Anxiety is sneaky. It can disguise itself as something else. For me, anxiety was masquerading as indecision, ruffled nerves, anger, sadness, fear, negative thoughts, loneliness – yet a desire to be alone.
How can we feel lonely and desire isolation at the same time? I felt like I couldn’t put on my happy face and I didn’t want to. It would be easier to hide until I felt normal again. I didn’t want to have to talk to anyone. This was all boiling below the surface and I was afraid it would pop out at any moment. My foremost thought was, “I don’t know what’s wrong with me.”
The odd thing was, I didn’t feel anxious about a particular problem. It was more like a cloud hanging over me. Anxiety is not necessarily the same as worrying. I can recognize worry right away and make a decision not to do it.
I felt like whatever it was I was going through was too strong for me to fight alone. So I got angry because I thought, “Nobody prays for me. Poor me! How can I have a ministry and nobody prays for me?” (And other ridiculous thoughts I’ll keep to myself.)

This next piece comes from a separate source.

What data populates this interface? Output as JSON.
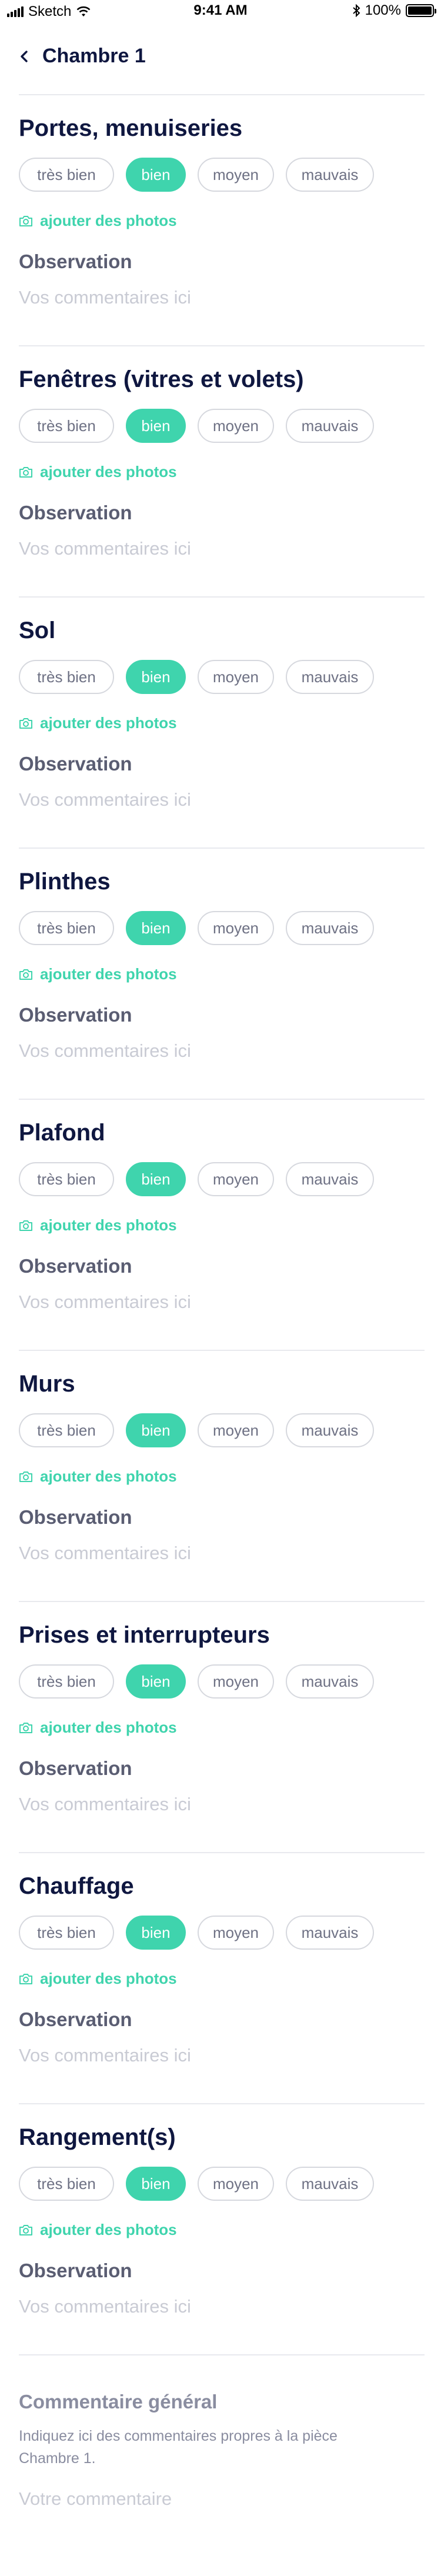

But once I realized that this dark cloud was anxiety, I was on my way to breaking free. (Probably because somebody was praying for me.) Identifying the problem robs it of power.
The rainbow in this storm is that I’ve learned to recognize this kind of spiritual attack and I know I am better equipped to face it in the future if it rears its ugly head.
If you think your enemy is too strong for you, hold on to this:
“He reached down from on high and took hold of me;
he drew me out of deep waters.
He rescued me from my powerful enemy,
from my foes, who were too strong for me.
They confronted me in the day of my disaster,
but the Lord was my support.
He brought me out into a spacious place;
he rescued me because he delighted in me.” Psalm 18:16-19 NIV
We need to memorize this one! I know I will. And remember – we extinguish the flaming arrows of the devil (the attack he launches against our mind) by believing God’s Word.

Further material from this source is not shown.